Dicen las crónicas que la zarzuela en tres actos La Calesera estrenose un doce de diciembre de 1925 con música del maestro Francisco Alonso y libreto de González del Castillo y Martínez Román. Quién nos iba a decir que uno de sus momentos más celebrados iba a ser rescatado por el hombre que ejerce a la vez vicepresidencias y campañas anti monárquicas. Decimos esto porque uno puede imaginarse perfectamente a Pablo Iglesias cantando en medio del escenario el Pasacalle de Los Chisperos, mientras fija su mirada en el palco de Sánchez: “Yo no quiero querer a un chispero que finge, embustero, palabras de amor, y me cansan los majos de plante que se echan pa alante fingiendo valor. Militares tampoco me gustan, que a veces me asustan con el espadín, y torero tampoco le quiero porque entre los cuernos se tiene mal fin”. Claro que Su Pedridad podría replicar: “Pues si nada le gusta ni agrada, que espere sentada quien le haga tilín”.
Ay, a Iglesias no le gustan los militares, los policías, ni, ya puestos, los periodistas, a los que quiere echar del hemiciclo – hemicirco, que decía aquel magnífico ignorante que fue Pich y Pon - ni nada que no sea él mismo. Para Pablete lo único útil en cuestiones de pandemia son los médicos, los enfermeros y los profesores. Iglesias, que no es tonto, sabe que con sus incendios dialécticos distrae al personal de cosas sustanciales, como su nefasta gestión al frente de las residencias de ancianos o sus peleas de lavadero con Sánchez. Puro género chico.
Los uniformados son garantes del orden, de la ley, de eso que llamamos paz social. Lógicamente, a quien desea es subvertir todo eso, los espadines le incomodan"
Los profesionales de nuestras fuerzas armadas y de los cuerpos de seguridad se han indignado. Ninguno de los titulares de interior o defensa han dicho nada.
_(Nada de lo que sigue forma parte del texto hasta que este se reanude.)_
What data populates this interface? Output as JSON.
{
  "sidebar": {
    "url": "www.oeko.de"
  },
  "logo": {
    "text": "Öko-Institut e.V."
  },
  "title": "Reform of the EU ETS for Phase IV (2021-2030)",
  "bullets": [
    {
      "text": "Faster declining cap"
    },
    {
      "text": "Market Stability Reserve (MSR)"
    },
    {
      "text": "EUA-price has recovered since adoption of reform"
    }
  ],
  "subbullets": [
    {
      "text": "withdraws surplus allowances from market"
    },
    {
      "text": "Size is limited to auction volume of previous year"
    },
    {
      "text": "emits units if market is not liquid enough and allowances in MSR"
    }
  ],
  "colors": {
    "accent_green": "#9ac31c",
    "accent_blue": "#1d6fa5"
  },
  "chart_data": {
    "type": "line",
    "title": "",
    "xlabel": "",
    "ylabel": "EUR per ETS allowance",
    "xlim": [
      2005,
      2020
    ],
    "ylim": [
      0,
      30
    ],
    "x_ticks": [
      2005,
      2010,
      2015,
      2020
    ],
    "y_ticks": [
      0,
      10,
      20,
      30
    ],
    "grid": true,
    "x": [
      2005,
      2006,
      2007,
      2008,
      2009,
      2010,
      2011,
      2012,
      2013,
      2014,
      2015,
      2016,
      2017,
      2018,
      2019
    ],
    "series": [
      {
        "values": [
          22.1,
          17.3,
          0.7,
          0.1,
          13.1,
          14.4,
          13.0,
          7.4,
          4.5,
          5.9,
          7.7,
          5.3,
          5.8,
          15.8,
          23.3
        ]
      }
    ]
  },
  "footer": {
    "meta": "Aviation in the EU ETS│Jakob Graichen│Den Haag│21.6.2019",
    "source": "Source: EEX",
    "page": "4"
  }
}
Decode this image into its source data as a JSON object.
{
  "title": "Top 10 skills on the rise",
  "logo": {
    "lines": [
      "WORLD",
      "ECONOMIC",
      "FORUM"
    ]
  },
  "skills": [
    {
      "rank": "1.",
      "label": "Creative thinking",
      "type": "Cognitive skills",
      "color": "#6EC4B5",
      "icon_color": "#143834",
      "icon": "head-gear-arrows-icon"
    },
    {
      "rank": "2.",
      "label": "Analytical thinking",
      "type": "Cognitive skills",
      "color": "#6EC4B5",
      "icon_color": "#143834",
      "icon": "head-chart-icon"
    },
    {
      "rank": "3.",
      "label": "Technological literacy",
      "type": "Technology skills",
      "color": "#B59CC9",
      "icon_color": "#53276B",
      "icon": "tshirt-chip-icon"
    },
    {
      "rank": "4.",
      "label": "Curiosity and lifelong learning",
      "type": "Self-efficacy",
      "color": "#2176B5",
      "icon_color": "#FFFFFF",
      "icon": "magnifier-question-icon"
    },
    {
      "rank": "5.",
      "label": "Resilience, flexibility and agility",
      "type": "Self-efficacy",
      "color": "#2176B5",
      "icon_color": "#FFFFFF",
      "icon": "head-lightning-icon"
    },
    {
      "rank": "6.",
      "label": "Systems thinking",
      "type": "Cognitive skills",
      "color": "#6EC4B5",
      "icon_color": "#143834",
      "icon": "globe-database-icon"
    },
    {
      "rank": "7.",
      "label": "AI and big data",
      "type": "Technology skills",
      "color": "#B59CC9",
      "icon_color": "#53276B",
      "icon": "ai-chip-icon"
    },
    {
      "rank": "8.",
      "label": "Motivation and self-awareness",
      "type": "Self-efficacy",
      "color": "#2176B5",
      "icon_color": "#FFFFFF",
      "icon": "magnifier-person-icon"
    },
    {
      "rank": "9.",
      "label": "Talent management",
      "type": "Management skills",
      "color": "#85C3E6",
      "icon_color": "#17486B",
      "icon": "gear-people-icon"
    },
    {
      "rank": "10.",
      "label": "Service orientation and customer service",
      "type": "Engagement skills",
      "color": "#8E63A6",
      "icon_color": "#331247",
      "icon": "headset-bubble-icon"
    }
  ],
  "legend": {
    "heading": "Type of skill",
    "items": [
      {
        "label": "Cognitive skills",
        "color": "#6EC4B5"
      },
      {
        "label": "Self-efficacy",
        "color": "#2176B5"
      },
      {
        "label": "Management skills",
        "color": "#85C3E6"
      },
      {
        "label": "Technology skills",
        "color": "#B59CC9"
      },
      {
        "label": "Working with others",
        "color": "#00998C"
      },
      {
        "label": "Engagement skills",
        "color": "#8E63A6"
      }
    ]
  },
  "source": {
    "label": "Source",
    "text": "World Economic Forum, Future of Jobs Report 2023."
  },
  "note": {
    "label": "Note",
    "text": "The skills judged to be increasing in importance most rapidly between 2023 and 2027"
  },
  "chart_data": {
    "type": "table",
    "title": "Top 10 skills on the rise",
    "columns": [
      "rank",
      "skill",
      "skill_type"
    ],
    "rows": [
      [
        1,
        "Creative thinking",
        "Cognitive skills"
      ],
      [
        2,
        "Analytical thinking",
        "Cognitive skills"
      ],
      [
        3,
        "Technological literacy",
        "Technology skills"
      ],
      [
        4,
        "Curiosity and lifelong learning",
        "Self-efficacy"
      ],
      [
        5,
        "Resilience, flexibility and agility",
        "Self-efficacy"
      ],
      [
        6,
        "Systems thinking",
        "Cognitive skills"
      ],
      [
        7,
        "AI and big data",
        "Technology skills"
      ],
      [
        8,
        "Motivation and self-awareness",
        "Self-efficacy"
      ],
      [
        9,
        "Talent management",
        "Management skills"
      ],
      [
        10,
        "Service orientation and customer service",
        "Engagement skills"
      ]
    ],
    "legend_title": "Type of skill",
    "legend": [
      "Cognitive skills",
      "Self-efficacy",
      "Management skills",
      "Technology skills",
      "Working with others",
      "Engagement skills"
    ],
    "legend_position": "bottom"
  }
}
Grande Marlaska, porque igual está comiéndose una hamburguesa en un local chipén y Margarita Robles porque está más fuera que dentro de un despacho que, dicen, ocupará en breve Susana Díaz en una espléndida patada hacia arriba. Da igual. Todos entendemos a los podemitas. Viven en la esquizofrenia que exige, por un lado, más guardia civil y policía para que vigilen sus casoplones y, por otra, que vayan marchándose a las islas Hébridas, como poco.
Y es que los uniformados son garantes del orden, de la ley, de eso que llamamos paz social. Lógicamente, a quien desea es subvertir todo eso, los espadines le incomodan. Es comprensible que entre ellos se den el agua al ver a lo lejos a un picoleto, a un guindilla, a la bofia, a un pistolo, a un Calimero, en fin, a un uniforme. Los espadines, que no espadones, molestan y mucho a los que les gritan que se vayan de sus barrios, a los que los apedrean inmisericordemente e incluso a quien los deja parapléjicos, para ser condenado después por asesinato, no sin antes haber sido jaleado por la mugiente horda del pijo progresismo.
Total, que en materia de zarzuelas se conoce lo que a Pablito le gusta y lo que no. Servidor, zarzuelero por herencia familiar, por vocación de tenor y por ser un amante de la música española, también tiene sus preferencias. He aquí una que me viene a la cabeza. Se trata de la magnífica obra de Chueca, La Gran Vía. Su genio castizo le hizo dedicar en el cuadro segundo una jota a los ratas, es decir, a los carteristas de aquel Madrid decimonónico. La hilaridad del respetable era colosal cuando aparecían en escena tres individuos que encarnaban a los ladronzuelos, tomadores y descuideros, que cantaban “Soy el rata primero, y yo el segundo, y yo el tercero. Siempre que nos persigue la autoridad es cuando más tranquilos timamos más” para asegurar que “A muchos les parece que nuestra carrera sin grandes estudios la sigue cualquiera”. Qué cosas. Viejos tiempos en los que, cuando le distrajeron la cartera a Chueca en plena vía pública, los causantes del robo se la devolvieron con una carta que decía “Los ratas de Madrid no roban al maestro Chueca”.
Había honor incluso entre los ratas. Sí, eran otros tiempos.